Forcibly displaced to surge by 6.7 mln in 2025-2026: aid group

Forcibly displaced to surge by 6.7 mln in 2025-2026: aid group

COPENHAGEN

Feb. 7, 2024, the barely displaced people who come to the Masisi territory are fleeing the clashes between the M23 and FARDC in the east of the Democratic Republic of Congo and the SADC soldiers on the road.

Wars and attacks on civilians are expected to drive 6.7 million people from their homes worldwide over the next two years, humanitarian organization the Danish Refugee Council (DRC) said Friday.

But the DRC said the "devastating" withdrawal of international aid by the United States, U.K. and Germany has left millions of vulnerable people without essential support.

"We live in an age of war and impunity, and civilians are paying the heaviest price," DRC secretary general Charlotte Slente said in a statement.

The number of displaced people worldwide was currently 122.6 million, the DRC said.

The organization said its Global Displacement Forecast showed a "staggering spike" of 4.2 million people was expected in 2025 -- the highest forecasted by DRC since 2021.

Another 2.5 million forced displacements were expected in 2026.

Civil wars in Sudan and Myanmar will account for nearly half of all projected displacements.

Sudan - "the world's most urgent humanitarian crisis" - will account for nearly a third of new displacements, it said, noting that 12.6 million people had already been displaced inside Sudan and to neighbouring countries.

"Starvation has been used as a weapon of war, pushing the country from one catastrophic famine to another," the report said.

In Myanmar, a multi-front civil war has intensified and resulted in 3.5 million people displaced, and nearly 20 million people, or a third of the population, is in need of humanitarian assistance, DRC said.

It predicted the country would see another 1.4 million forced displacements by the end of 2026.

Afghanistan, the Democratic Republic of Congo, Syria, Yemen and Venezuela were also expected to see a surge in displacements due to armed conflict, climate change, the legacy of war, and socio-economic instability.

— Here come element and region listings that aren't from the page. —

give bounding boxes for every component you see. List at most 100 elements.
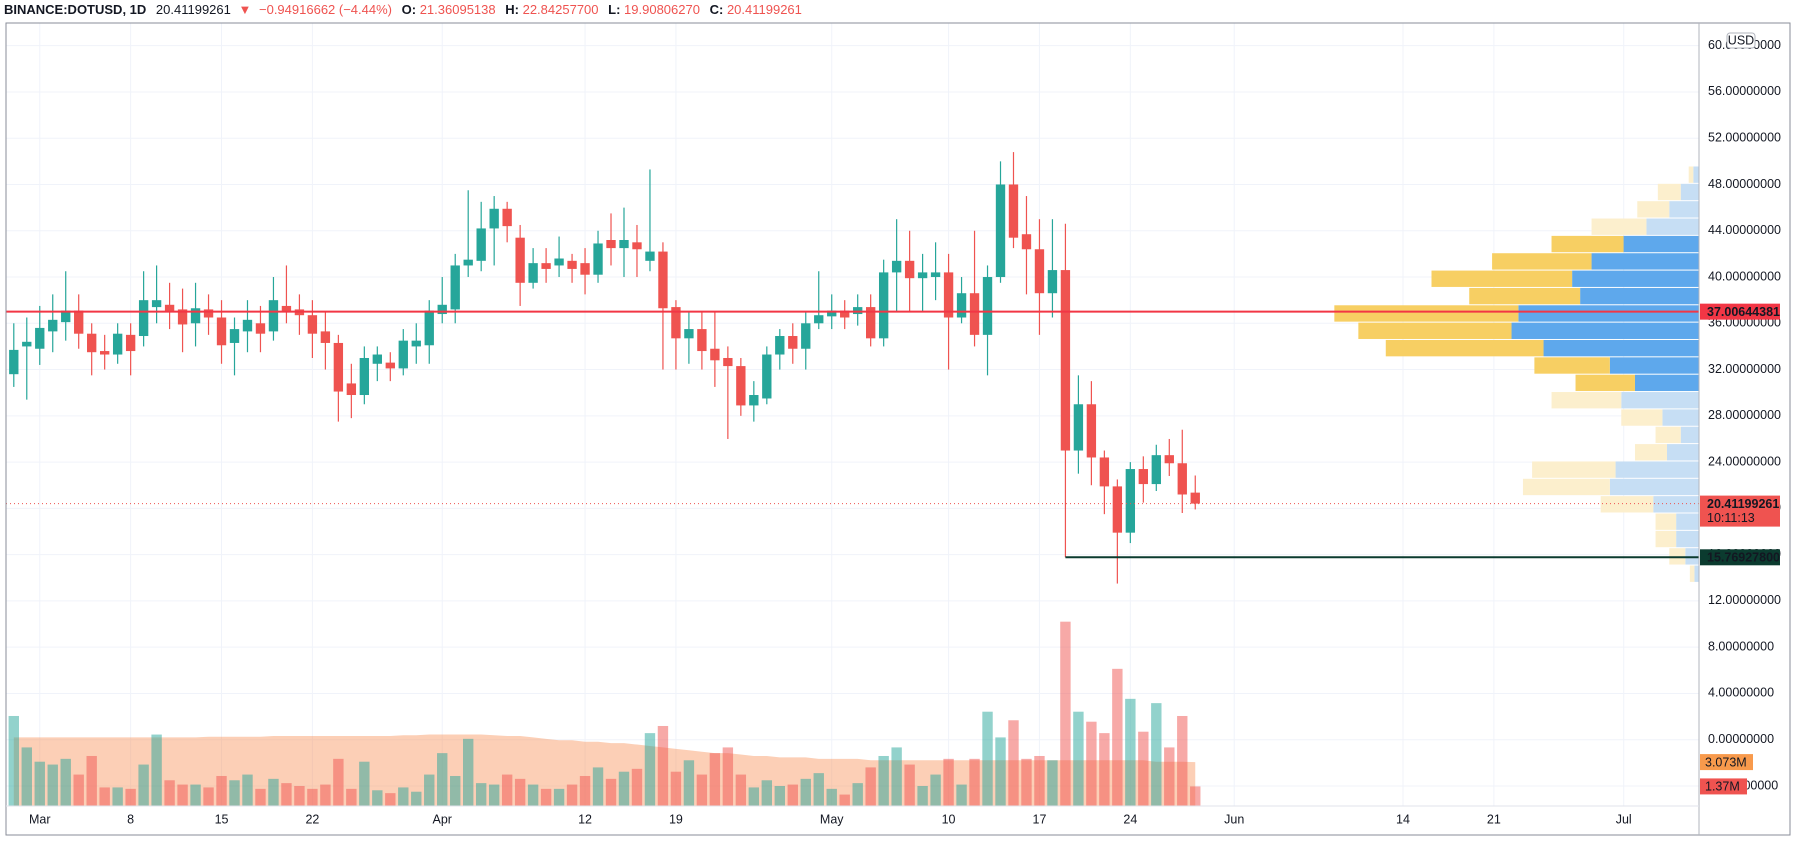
candle-body xyxy=(580,263,590,275)
profile-blue xyxy=(1680,426,1699,444)
currency: USD xyxy=(1728,33,1754,47)
profile-blue xyxy=(1543,339,1699,357)
candle-body xyxy=(775,336,785,355)
volume-bar xyxy=(320,784,331,806)
y-tick-label: 32.00000000 xyxy=(1708,362,1781,376)
profile-yellow xyxy=(1689,565,1695,582)
y-tick-label: 48.00000000 xyxy=(1708,177,1781,191)
volume-bar xyxy=(1034,755,1045,806)
y-tick-label: 52.00000000 xyxy=(1708,131,1781,145)
candle-body xyxy=(1151,455,1161,485)
volume-bar xyxy=(73,774,84,806)
candle-body xyxy=(606,240,616,249)
candle-body xyxy=(164,304,175,312)
profile-yellow xyxy=(1655,426,1681,444)
volume-bar xyxy=(151,734,162,806)
volume-label: 1.37M xyxy=(1705,780,1740,794)
candle-body xyxy=(216,317,227,346)
volume-bar xyxy=(683,760,695,806)
last-price-label: 20.41199261 xyxy=(1707,497,1779,511)
volume-bar xyxy=(372,790,383,806)
volume-bar xyxy=(696,774,708,806)
profile-blue xyxy=(1609,357,1699,374)
volume-bar xyxy=(99,787,110,806)
profile-blue xyxy=(1518,305,1699,322)
y-tick-label: 40.00000000 xyxy=(1708,269,1781,283)
profile-yellow xyxy=(1591,218,1647,235)
x-tick-label: Apr xyxy=(433,812,452,826)
profile-yellow xyxy=(1637,201,1670,218)
candle-body xyxy=(840,310,850,318)
candle-body xyxy=(710,348,720,361)
volume-bar xyxy=(787,784,798,806)
volume-bar xyxy=(904,764,915,806)
volume-bar xyxy=(501,774,513,806)
volume-bar xyxy=(177,784,188,806)
x-tick-label: 12 xyxy=(578,812,592,826)
profile-blue xyxy=(1634,374,1699,392)
candle-body xyxy=(866,307,876,339)
profile-blue xyxy=(1623,235,1699,253)
volume-bar xyxy=(540,788,552,806)
last-price: 20.41199261 xyxy=(156,2,231,17)
profile-blue xyxy=(1662,409,1699,426)
volume-bar xyxy=(865,767,876,806)
profile-yellow xyxy=(1551,392,1622,409)
profile-yellow xyxy=(1534,357,1610,374)
volume-bar xyxy=(359,761,370,806)
candle-body xyxy=(372,354,382,364)
profile-blue xyxy=(1615,461,1699,478)
candle-body xyxy=(1086,404,1097,458)
candle-body xyxy=(853,307,863,315)
candle-body xyxy=(48,319,58,332)
volume-bar xyxy=(1073,711,1084,806)
candle-body xyxy=(489,208,499,229)
profile-yellow xyxy=(1655,513,1677,530)
volume-bar xyxy=(553,788,565,806)
profile-blue xyxy=(1653,496,1699,513)
candle-body xyxy=(982,277,993,335)
x-tick-label: 22 xyxy=(305,812,319,826)
candle-body xyxy=(74,310,84,334)
volume-bar xyxy=(605,778,617,806)
volume-bar xyxy=(618,771,630,806)
volume-bar xyxy=(982,711,993,806)
volume-bar xyxy=(411,791,422,806)
candle-body xyxy=(956,293,967,318)
volume-bar xyxy=(592,767,604,806)
candle-body xyxy=(242,319,253,332)
candle-body xyxy=(878,272,889,339)
volume-bar xyxy=(943,758,954,806)
candle-body xyxy=(346,383,357,396)
candle-body xyxy=(1073,404,1084,451)
volume-bar xyxy=(748,787,760,806)
profile-yellow xyxy=(1358,322,1512,339)
volume-bar xyxy=(190,784,201,806)
high-value: 22.84257700 xyxy=(523,2,599,17)
candle-body xyxy=(554,258,564,266)
volume-bar xyxy=(34,761,45,806)
volume-bar xyxy=(463,738,474,806)
profile-blue xyxy=(1676,513,1699,530)
plot-area xyxy=(6,23,1699,806)
x-tick-label: 8 xyxy=(127,812,134,826)
candle-body xyxy=(333,342,344,392)
low-value: 19.90806270 xyxy=(624,2,700,17)
profile-yellow xyxy=(1655,530,1677,548)
volume-bar xyxy=(385,793,396,806)
volume-bar xyxy=(644,733,656,806)
candle-body xyxy=(814,315,824,324)
profile-blue xyxy=(1511,322,1699,339)
symbol: BINANCE:DOTUSD, 1D xyxy=(4,2,146,17)
candle-body xyxy=(515,237,525,283)
candle-body xyxy=(151,300,162,308)
volume-bar xyxy=(488,784,500,806)
volume-bar xyxy=(631,768,643,806)
volume-bar xyxy=(112,787,123,806)
open-value: 21.36095138 xyxy=(420,2,496,17)
profile-blue xyxy=(1580,287,1699,305)
profile-yellow xyxy=(1492,253,1592,270)
candle-body xyxy=(917,272,928,279)
y-tick-label: 0.00000000 xyxy=(1708,732,1774,746)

Of the 6.7 million people forecasted to be displaced by the end of 2026, some 70 percent will be internally displaced, DRC said.

DRC's Slente blasted US President Donald Trump's decision to cancel 83 percent of USAID's humanitarian aid programmes around the world as a "betrayal of the most vulnerable".

"We're in the middle of a global 'perfect storm': record displacement, surging needs, and devastating funding cuts," she said.

"Major donors are abandoning their duty, leaving millions to suffer. This is more than a crisis. It is a moral failure."